By Kim Sue-young
The U.S. Congress approved ― with revisions ― Tuesday a four-year extension of an act designed to improve North Koreans' human rights both inside and outside their country.
The North Korean Human Rights Reauthorization Act came into effect in 2004 and was to expire later this month.
President George W. Bush is expected to give final approval soon as he is known to support the legislation, which also helps North Korean defectors settle in the United States.
Previously, the U.S. Senate unanimously passed the measure.
The act is designed to support human rights, democracy and freedom of information in the Stalinist state as well as give assistance to North Koreans who manage to leave the country.
North Koreans who escape the secretive state receive refugee status and 63 have so far been accepted into the United States.
On Sept. 15, a female North Korean in her late 30s became the first defector to gain permanent residence there without an interview.
The 62 remaining defectors have already applied for permanent residency, and following the extension are also expected to become green card holders.
A revision to the act also elevates the post of U.S. special envoy on North Korean human rights to full ambassador.
However, it limits the post holder's role to ``participating'' in North Korea-related issues and policies, not ``coordinating,'' which was in the original remit.
Jay Lefkowitz, who has held the position since 2005, struck a hard stance toward the North, raising questions about working conditions at the inter-Korean industrial complex in the North Korean city of Gaeseong.
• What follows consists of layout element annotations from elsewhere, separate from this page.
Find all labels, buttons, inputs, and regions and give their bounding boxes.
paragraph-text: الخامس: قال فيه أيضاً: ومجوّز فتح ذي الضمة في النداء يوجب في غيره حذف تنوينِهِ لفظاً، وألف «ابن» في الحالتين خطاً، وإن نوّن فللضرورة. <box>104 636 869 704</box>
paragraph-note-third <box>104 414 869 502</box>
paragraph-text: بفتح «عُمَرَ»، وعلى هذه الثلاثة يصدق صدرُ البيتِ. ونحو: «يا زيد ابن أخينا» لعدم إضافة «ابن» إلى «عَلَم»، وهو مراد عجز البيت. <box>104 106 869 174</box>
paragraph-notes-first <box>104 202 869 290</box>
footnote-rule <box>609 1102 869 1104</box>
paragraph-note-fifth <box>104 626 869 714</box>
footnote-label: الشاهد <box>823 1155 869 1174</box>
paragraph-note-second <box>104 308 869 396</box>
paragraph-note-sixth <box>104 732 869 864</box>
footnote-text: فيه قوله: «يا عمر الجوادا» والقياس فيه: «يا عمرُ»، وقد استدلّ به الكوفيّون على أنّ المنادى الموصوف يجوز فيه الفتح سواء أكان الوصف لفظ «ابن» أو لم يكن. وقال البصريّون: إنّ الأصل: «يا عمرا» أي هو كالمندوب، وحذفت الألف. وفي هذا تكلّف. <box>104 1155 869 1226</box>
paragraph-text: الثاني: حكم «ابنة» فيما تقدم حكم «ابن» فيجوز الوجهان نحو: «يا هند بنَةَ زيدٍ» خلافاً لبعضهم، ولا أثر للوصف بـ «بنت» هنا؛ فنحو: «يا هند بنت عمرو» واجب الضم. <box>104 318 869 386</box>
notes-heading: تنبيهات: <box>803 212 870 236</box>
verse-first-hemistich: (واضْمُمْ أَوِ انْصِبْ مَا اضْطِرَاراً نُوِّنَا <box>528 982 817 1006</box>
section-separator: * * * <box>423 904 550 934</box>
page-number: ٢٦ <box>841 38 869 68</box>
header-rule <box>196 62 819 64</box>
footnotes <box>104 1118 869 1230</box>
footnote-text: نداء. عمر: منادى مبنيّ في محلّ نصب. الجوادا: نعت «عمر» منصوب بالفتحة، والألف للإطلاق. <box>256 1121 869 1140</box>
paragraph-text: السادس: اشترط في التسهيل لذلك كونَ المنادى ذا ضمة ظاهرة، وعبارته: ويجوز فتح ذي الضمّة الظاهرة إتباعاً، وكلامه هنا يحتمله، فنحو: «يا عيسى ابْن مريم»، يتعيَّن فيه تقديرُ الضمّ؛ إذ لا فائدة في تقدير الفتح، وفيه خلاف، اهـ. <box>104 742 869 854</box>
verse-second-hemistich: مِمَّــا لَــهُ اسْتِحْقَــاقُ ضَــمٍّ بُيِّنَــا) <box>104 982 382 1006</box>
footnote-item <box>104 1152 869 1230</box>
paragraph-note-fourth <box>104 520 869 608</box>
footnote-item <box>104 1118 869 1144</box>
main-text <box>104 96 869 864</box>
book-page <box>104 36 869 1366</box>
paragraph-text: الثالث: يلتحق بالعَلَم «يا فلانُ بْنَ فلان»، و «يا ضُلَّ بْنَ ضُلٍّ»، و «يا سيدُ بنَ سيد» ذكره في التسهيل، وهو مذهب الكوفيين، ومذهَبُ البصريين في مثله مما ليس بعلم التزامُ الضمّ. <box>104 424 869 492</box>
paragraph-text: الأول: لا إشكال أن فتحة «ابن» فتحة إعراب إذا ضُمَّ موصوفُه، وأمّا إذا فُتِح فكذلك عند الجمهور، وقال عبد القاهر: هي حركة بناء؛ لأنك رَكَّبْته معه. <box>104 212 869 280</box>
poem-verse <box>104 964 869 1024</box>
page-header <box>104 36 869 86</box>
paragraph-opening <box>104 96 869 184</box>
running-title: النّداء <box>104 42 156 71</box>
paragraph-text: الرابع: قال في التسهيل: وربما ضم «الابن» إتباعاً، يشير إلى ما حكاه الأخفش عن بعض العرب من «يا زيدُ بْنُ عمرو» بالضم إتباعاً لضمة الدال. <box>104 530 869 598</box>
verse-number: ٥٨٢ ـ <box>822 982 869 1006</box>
He questioned whether the wages paid there were being used to fatten Pyongyang's coffers.
Due to this, North Korea rejected his request to visit the industrial complex Aug. 7.
Another revision halved the funding for programs to promote human rights to $2 million from the initial $4 million.
More than 10,000 North Korean defectors reside in South Korea and still many more risk their lives to flee due to hunger and oppression.